On the northern edge of the Atlanta metropolitan area, Forsyth County, GA, is one of the fastest growing counties in the country. Led by Sheriff Ron H. Freeman, the Forsyth County SO, employees 500, including sworn deputies. One of the agency’s newest initiatives is to improve deputy health and fitness. The goal is to reduce the rate of obesity, hypertension, diabetes among FCSO employees.
Tom Nagel, the FCSO’s health and fitness coordinator, says the officer health program has been incorporated into the training unit, which is directed by Captain Robert Heagerty. Nagel says Heagerty hired him away from a university athletic program to serve as tactical strength and conditioning coach for the FCSO. Nagel and Heagerty worked together to change how the deputies train and improve their fitness.
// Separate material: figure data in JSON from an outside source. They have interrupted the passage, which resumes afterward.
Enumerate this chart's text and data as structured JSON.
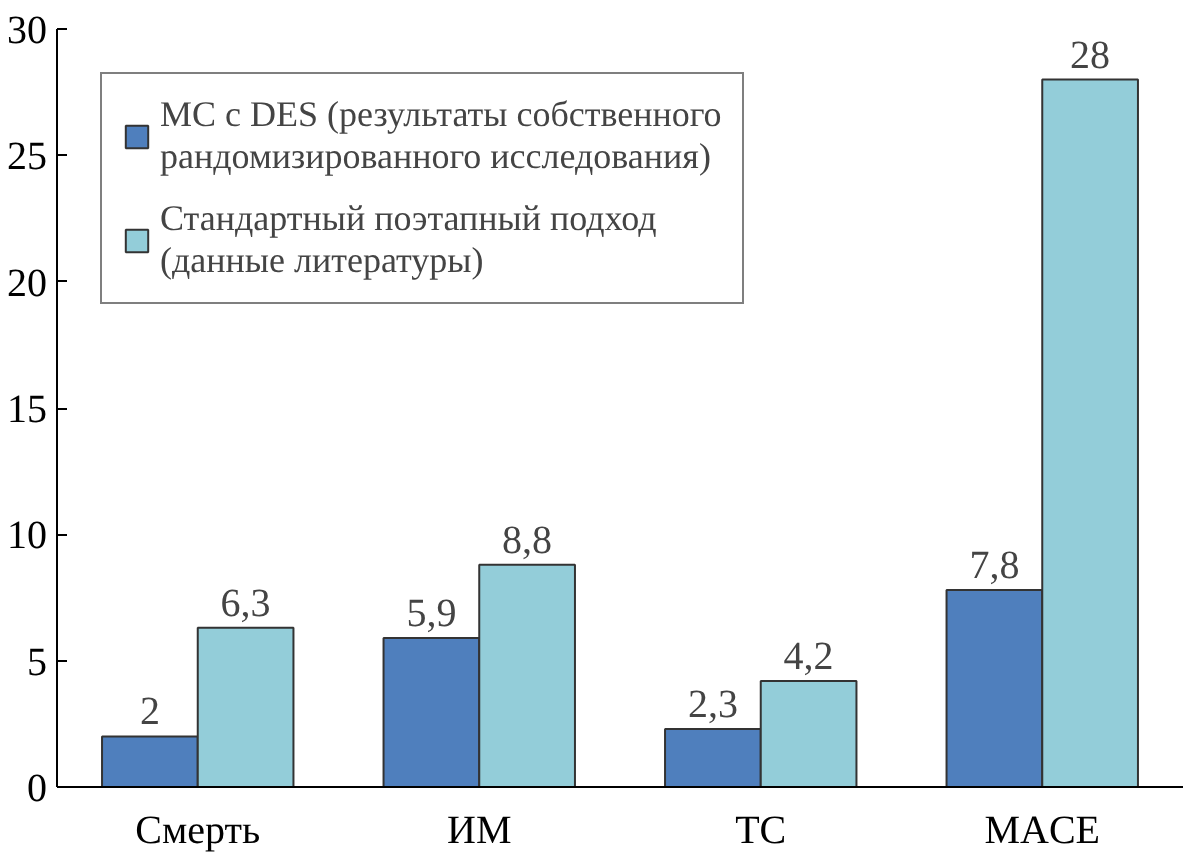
{
  "chart_data": {
    "type": "bar",
    "categories": [
      "Смерть",
      "ИМ",
      "ТС",
      "MACE"
    ],
    "series": [
      {
        "name": "МС с DES (результаты собственного рандомизированного исследования)",
        "color": "#4f7fbd",
        "values": [
          2,
          5.9,
          2.3,
          7.8
        ],
        "value_labels": [
          "2",
          "5,9",
          "2,3",
          "7,8"
        ]
      },
      {
        "name": "Стандартный поэтапный подход (данные литературы)",
        "color": "#93cdd9",
        "values": [
          6.3,
          8.8,
          4.2,
          28
        ],
        "value_labels": [
          "6,3",
          "8,8",
          "4,2",
          "28"
        ]
      }
    ],
    "ylim": [
      0,
      30
    ],
    "yticks": [
      0,
      5,
      10,
      15,
      20,
      25,
      30
    ],
    "grid": false,
    "legend": "top left"
  }
}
During the training Nagel implemented warm-ups to prepare officers for the physical rigors of the instruction. “Having officers in better health will also reduce the number of injuries commonly seen in physical training like defensive tactics. Additionally, this reduced injury rate will transfer to on-shift performance and cost savings for the agency. Musculoskeletal injuries normally make up close to 50% of all worker’s compensation claims but can often cost upwards of 80% of all total claims. By implementing better training and focusing on injury avoidance, these claims and costs can decrease,” he says.
The Forsyth County SO health and fitness program begins in the academy. “Every morning the cadets perform physical training that will instill healthy habits for their career,” Nagel says, adding that cadets also receive education on healthy behaviors that he hopes they will continue throughout their careers.
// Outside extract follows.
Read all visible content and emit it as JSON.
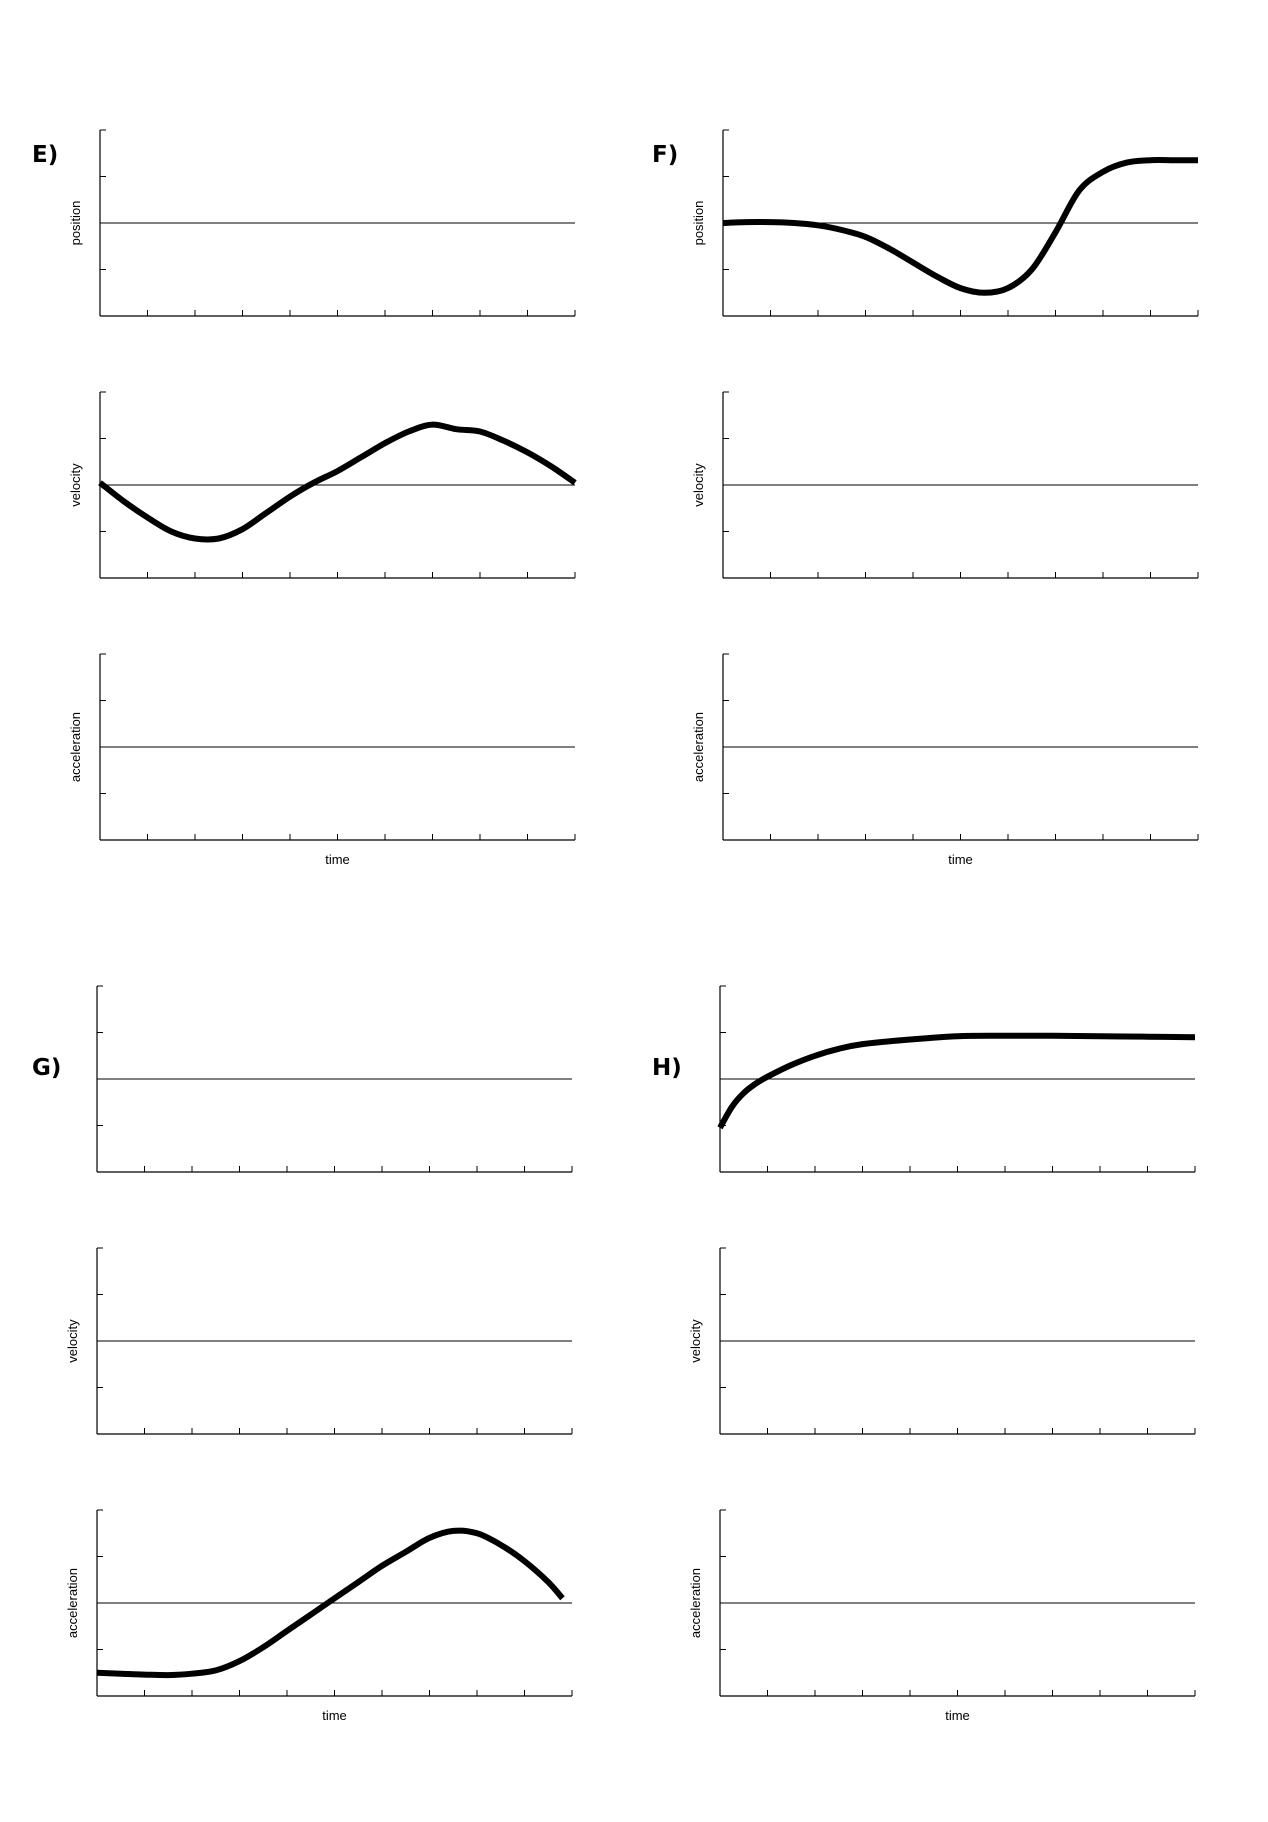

In addition to working with cadets, Nagel also helps working deputies with their health and fitness. “Classes are taught focusing on nutritional information that will benefit officers throughout their career, exercise techniques that will allow officers to maintain their fitness levels, and health conditions that plague the law enforcement profession and how to avoid them,” he says.
One of the ways that the health and fitness program is implemented is through group challenges. “The goal of this initiative is to create a culture of health within the sheriff’s office,” Nagel says. “Challenges have provided positive results. The first challenge was a step challenge which resulted in officers losing an average of 5.3 pounds per participant in just one month.”